Namun, tidak semua warga Desa Boenaga merasa dirugikan dengan kehadiran tambang.

“Dampak buruk itu jelas pasti ada. Tapi ada juga dampak yang baik,” kata Jufri Asri, kepala dusun di Desa Boenaga yang bermukim tidak jauh dari Lukman.

Harga ikan, kata Jufri, lebih tinggi di Boenaga ketimbang di Kendari.

“Mungkin karena banyak perusahaan, banyak yang membutuhkan ikan,” terang Jufri.

Anak tertua Jufri bekerja di salah satu tambang nikel. Ini diakui Jufri membantu perekonomian keluarga.

Selain itu keluarga Jufri, seperti kepala keluarga lain di Desa Boenaga, mendapatkan biaya kompensasi per bulan dari tambang dengan besar antara Rp1 juta sampai Rp1,5 juta.

Kompensasi ini, sebut dia, lumrah disebut sebagai ‘uang debu’.

“Perjanjian dengan perusahaan itu per bulan, misalkan dalam satu bulan produksinya sedikit, otomatis pemberiannya juga sedikit,” kata Jufri.

Sesuai namanya, menurut Novita Indri, Juru Kampanye Trend Asia, sebuah organisasi yang mengampanyekan pembangunan berkelanjutan, “uang debu” adalah ganti rugi atas kegiatan hilir mudik kendaraan tambang yang membuat rumah-rumah warga yang dilalui berdebu.

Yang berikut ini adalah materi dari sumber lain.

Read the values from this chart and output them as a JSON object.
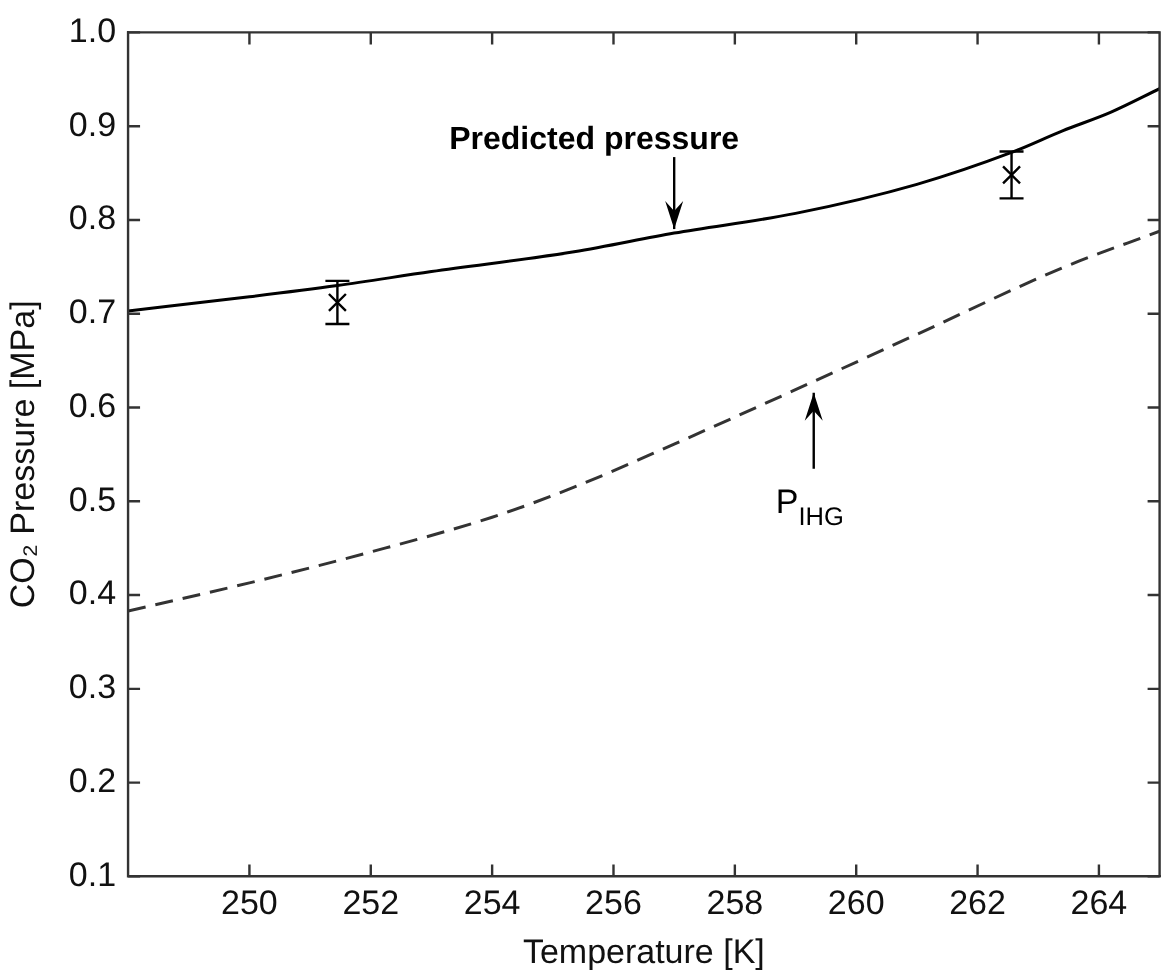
{
  "chart_data": {
    "type": "line",
    "xlabel": "Temperature [K]",
    "ylabel": "CO₂ Pressure [MPa]",
    "xlim": [
      248,
      265
    ],
    "xticks": [
      250,
      252,
      254,
      256,
      258,
      260,
      262,
      264
    ],
    "ylim": [
      0.1,
      1.0
    ],
    "yticks": [
      {
        "value": 0.1,
        "label": "0.1"
      },
      {
        "value": 0.2,
        "label": "0.2"
      },
      {
        "value": 0.3,
        "label": "0.3"
      },
      {
        "value": 0.4,
        "label": "0.4"
      },
      {
        "value": 0.5,
        "label": "0.5"
      },
      {
        "value": 0.6,
        "label": "0.6"
      },
      {
        "value": 0.7,
        "label": "0.7"
      },
      {
        "value": 0.8,
        "label": "0.8"
      },
      {
        "value": 0.9,
        "label": "0.9"
      },
      {
        "value": 1.0,
        "label": "1.0"
      }
    ],
    "grid": false,
    "legend": false,
    "series": [
      {
        "type": "line",
        "color": "#000000",
        "line_style": "solid",
        "marker": "none",
        "x": [
          248,
          250,
          251.45,
          253,
          255.35,
          257,
          259,
          261,
          262.56,
          263.4,
          264.2,
          265
        ],
        "values": [
          0.703,
          0.718,
          0.73,
          0.745,
          0.766,
          0.786,
          0.807,
          0.838,
          0.872,
          0.895,
          0.915,
          0.94
        ]
      },
      {
        "type": "line",
        "color": "#333333",
        "line_style": "dashed",
        "marker": "none",
        "x": [
          248,
          250,
          252,
          254,
          255.35,
          257,
          259,
          261,
          263.4,
          265
        ],
        "values": [
          0.383,
          0.413,
          0.446,
          0.483,
          0.515,
          0.561,
          0.619,
          0.678,
          0.749,
          0.788
        ]
      },
      {
        "type": "scatter",
        "color": "#000000",
        "marker": "cross",
        "x": [
          251.45,
          262.56
        ],
        "values": [
          0.712,
          0.848
        ],
        "errors": [
          0.023,
          0.025
        ]
      }
    ],
    "annotations": [
      {
        "text": "Predicted pressure",
        "x": 257,
        "y": 0.786
      },
      {
        "text": "P$_{IHG}$",
        "x": 259.3,
        "y": 0.62
      }
    ]
  }
}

“Asumsi kami dasar aturannya mengacu kepada UU Minerba yang terbaru tepatnya pasal 145,” kata Novita.

Namun di berbagai area pertambangan, kesepakatan untuk kompensasi dari perusahaan tambang kepada warga lokal bisa berbeda-beda, seperti distribusi air bersih atau bentuk CSR (Corporate Social Responsibility).